We’ve all seen those color-coded air-quality charts on the news — warnings about smog, ozone, and pollen. Now it may be time to add a new alert to the list: illegal drugs. Researchers have found that regions with greater cocaine and marijuana use have higher levels of these drugs in the surrounding atmosphere.
A few studies since the mid-1990s have shown that illicit drugs make their way into the atmosphere. In 2007, for example, analytical chemist Angelo Cecinato and colleagues at the Institute of Atmospheric Pollution Research in Rome, detected small amounts of cocaine in the air of Rome and the city of Taranto on the coast of southern Italy. “We considered it a curiosity,” Cecinato says.
But further research revealed that atmospheric concentrations of certain drugs were higher wherever drug use was presumed to be more prevalent, eading Cecinato and co-workers to wonder if they had found a better way to estimate the extent of drug abuse in a given area. Currently, authorities must rely on indirect information, such as communitywide surveys or questionnaires and police records. These methods can be time-consuming and expensive, Cecinato explains. Measuring the amount of drugs in the air, his group suspected, might be accurate, fast, and cheap.
To find out, Cecinato and colleagues analyzed the air in 20 spots in eight regions of Italy in winter and 39 sites in 14 regions in summer. The investigators collected air samples, extracted the contaminants, and analyzed the results, checking for cocaine and cannabinoids (the active ingredients in marijuana). To rule out false positives caused by other compounds, the team also tested for common pollutants including hydrocarbons, ozone, and nitric oxide.
Relationships were evaluated to show how strongly two factors correlate when plotted on a graph. When the researchers compared their results against records of drug-related criminal activity, they found that airborne concentrations of cocaine correlated with the amount of drugs seized by police.

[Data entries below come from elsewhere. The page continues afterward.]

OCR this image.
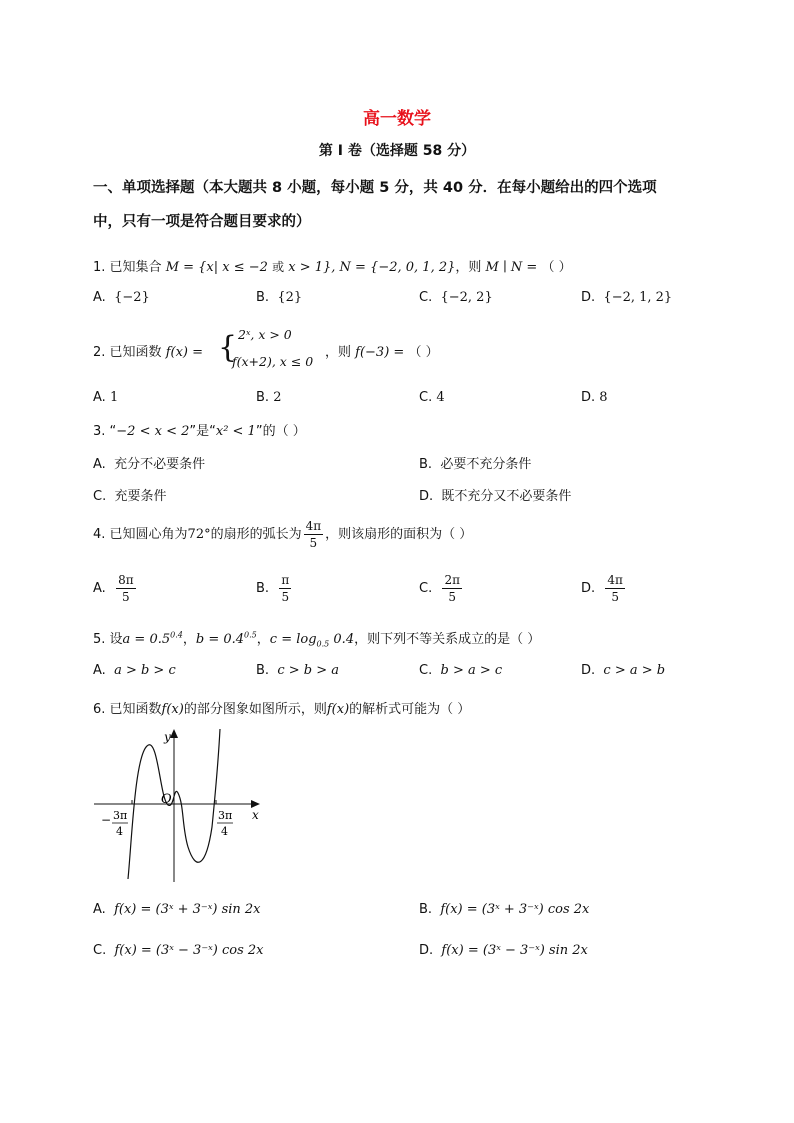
高一数学
第 I 卷（选择题 58 分）
一、单项选择题（本大题共 8 小题，每小题 5 分，共 40 分．在每小题给出的四个选项
中，只有一项是符合题目要求的）
1. 已知集合 M = {x| x ≤ −2 或 x > 1}, N = {−2, 0, 1, 2}，则 M ∣ N = （ ）
A. {−2}	B. {2}	C. {−2, 2}	D. {−2, 1, 2}
2. 已知函数 f(x) = { 2ˣ, x > 0
f(x+2), x ≤ 0
，则 f(−3) = （ ）
A. 1	B. 2	C. 4	D. 8
3. “−2 < x < 2”是“x² < 1”的（ ）
A. 充分不必要条件	B. 必要不充分条件
C. 充要条件	D. 既不充分又不必要条件
4. 已知圆心角为72°的扇形的弧长为 $\frac{4\pi}{5}$ ，则该扇形的面积为（ ）
A. $\frac{8\pi}{5}$	B. $\frac{\pi}{5}$	C. $\frac{2\pi}{5}$	D. $\frac{4\pi}{5}$
5. 设$a = 0.5^{0.4}$，$b = 0.4^{0.5}$，$c = \log_{0.5} 0.4$，则下列不等关系成立的是（ ）
A. a > b > c	B. c > b > a	C. b > a > c	D. c > a > b
6. 已知函数f(x)的部分图象如图所示，则f(x)的解析式可能为（ ）
y
x
O
− 3π
4
3π
4
A. f(x) = (3ˣ + 3⁻ˣ) sin 2x	B. f(x) = (3ˣ + 3⁻ˣ) cos 2x
C. f(x) = (3ˣ − 3⁻ˣ) cos 2x	D. f(x) = (3ˣ − 3⁻ˣ) sin 2x
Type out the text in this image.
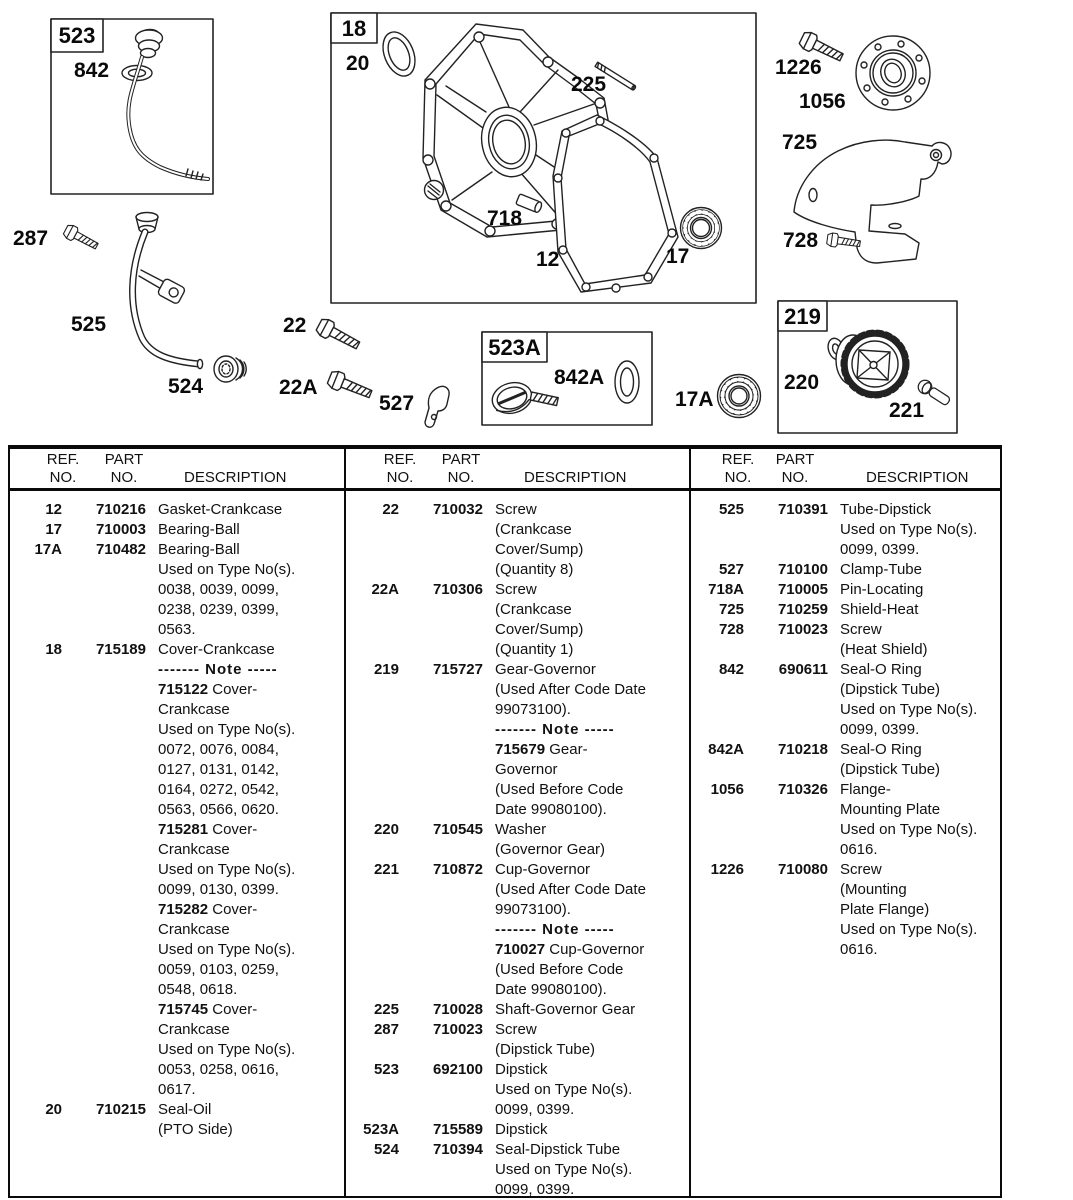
523	18
219
523A
842
287
525
524
22
22A
527
20
225
718
12	17
1226
1056
725
728
220
221
17A
842A
REF.
NO.
PART
NO.	DESCRIPTION
REF.
NO.
PART
NO.	DESCRIPTION
REF.
NO.
PART
NO.	DESCRIPTION
12	710216 Gasket-Crankcase
17	710003 Bearing-Ball
17A	710482 Bearing-Ball
Used on Type No(s).
0038, 0039, 0099,
0238, 0239, 0399,
0563.
18	715189 Cover-Crankcase
------- Note -----
715122 Cover-
Crankcase
Used on Type No(s).
0072, 0076, 0084,
0127, 0131, 0142,
0164, 0272, 0542,
0563, 0566, 0620.
715281 Cover-
Crankcase
Used on Type No(s).
0099, 0130, 0399.
715282 Cover-
Crankcase
Used on Type No(s).
0059, 0103, 0259,
0548, 0618.
715745 Cover-
Crankcase
Used on Type No(s).
0053, 0258, 0616,
0617.
20	710215 Seal-Oil
(PTO Side)
22	710032 Screw
(Crankcase
Cover/Sump)
(Quantity 8)
22A	710306 Screw
(Crankcase
Cover/Sump)
(Quantity 1)
219	715727 Gear-Governor
(Used After Code Date
99073100).
------- Note -----
715679 Gear-
Governor
(Used Before Code
Date 99080100).
220	710545 Washer
(Governor Gear)
221	710872 Cup-Governor
(Used After Code Date
99073100).
------- Note -----
710027 Cup-Governor
(Used Before Code
Date 99080100).
225	710028 Shaft-Governor Gear
287	710023 Screw
(Dipstick Tube)
523	692100 Dipstick
Used on Type No(s).
0099, 0399.
523A	715589 Dipstick
524	710394 Seal-Dipstick Tube
Used on Type No(s).
0099, 0399.
525	710391 Tube-Dipstick
Used on Type No(s).
0099, 0399.
527	710100 Clamp-Tube
718A	710005 Pin-Locating
725	710259 Shield-Heat
728	710023 Screw
(Heat Shield)
842	690611 Seal-O Ring
(Dipstick Tube)
Used on Type No(s).
0099, 0399.
842A	710218 Seal-O Ring
(Dipstick Tube)
1056	710326 Flange-
Mounting Plate
Used on Type No(s).
0616.
1226	710080 Screw
(Mounting
Plate Flange)
Used on Type No(s).
0616.
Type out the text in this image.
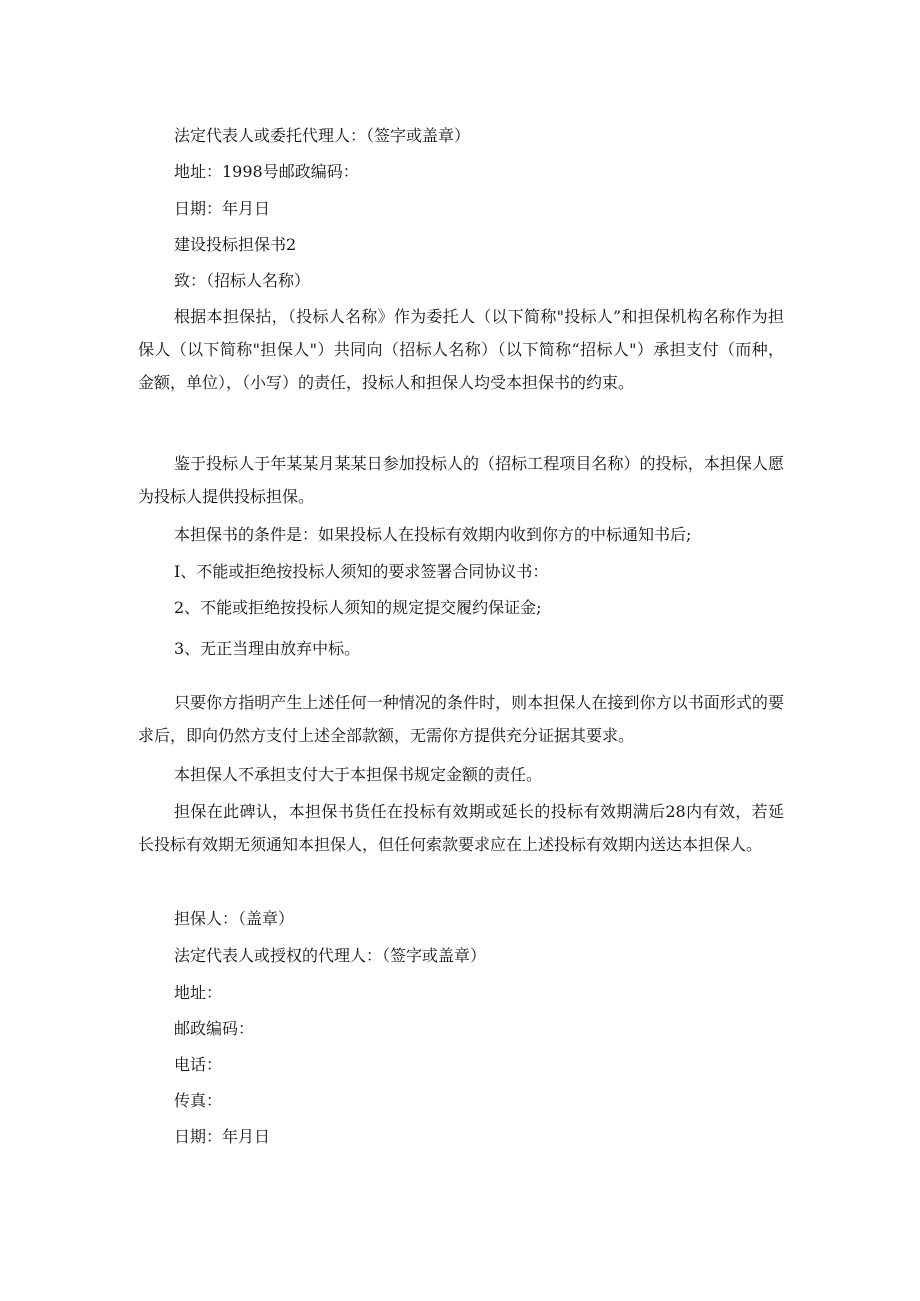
法定代表人或委托代理人：（签字或盖章）

地址：1998号邮政编码：

日期：年月日

建设投标担保书2

致：（招标人名称）

根据本担保拈，（投标人名称》作为委托人（以下简称"投标人”和担保机构名称作为担保人（以下简称"担保人"）共同向（招标人名称）（以下简称“招标人"）承担支付（而种，金额，单位），（小写）的责任，投标人和担保人均受本担保书的约束。

鉴于投标人于年某某月某某日参加投标人的（招标工程项目名称）的投标，本担保人愿为投标人提供投标担保。

本担保书的条件是：如果投标人在投标有效期内收到你方的中标通知书后;

I、不能或拒绝按投标人须知的要求签署合同协议书：

2、不能或拒绝按投标人须知的规定提交履约保证金;

3、无正当理由放弃中标。

只要你方指明产生上述任何一种情况的条件时，则本担保人在接到你方以书面形式的要求后，即向仍然方支付上述全部款额，无需你方提供充分证据其要求。

本担保人不承担支付大于本担保书规定金额的责任。

担保在此碑认，本担保书货任在投标有效期或延长的投标有效期满后28内有效，若延长投标有效期无须通知本担保人，但任何索款要求应在上述投标有效期内送达本担保人。

担保人：（盖章）

法定代表人或授权的代理人：（签字或盖章）

地址：

邮政编码：

电话：

传真：

日期：年月日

Average concentrations of cocaine also correlated strongly with users’ requests for detoxification treatment, the team reports in Science of the Total Environment.
The data also showed possible associations between air levels of cocaine and some types of crime, such as robbery. Statistical relationships between cocaine levels and some cancers, and between cannabinoid levels and mental disorders, also turned up. But Cecinato cautions that it’s not clear what — if anything — those correlations mean. The study could be a starting point for future research, he says.
Epidemiologist Wilson Compton of the National Institute on Drug Abuse, in Bethesda, Md., calls the work innovative. “We’re always looking for more accurate ways to gauge the amount of drug use in communities,” he says, adding that better information could lead to improved treatment, education, and policing.
Regarding the possible health risks to non-users, Compton said “I wouldn’t sound any alarm bells based on this one study. But the researchers did find this link, and it’s worth further exploration. Second-hand cigarette smoke wasn’t considered a health threat either, until comparatively recently.”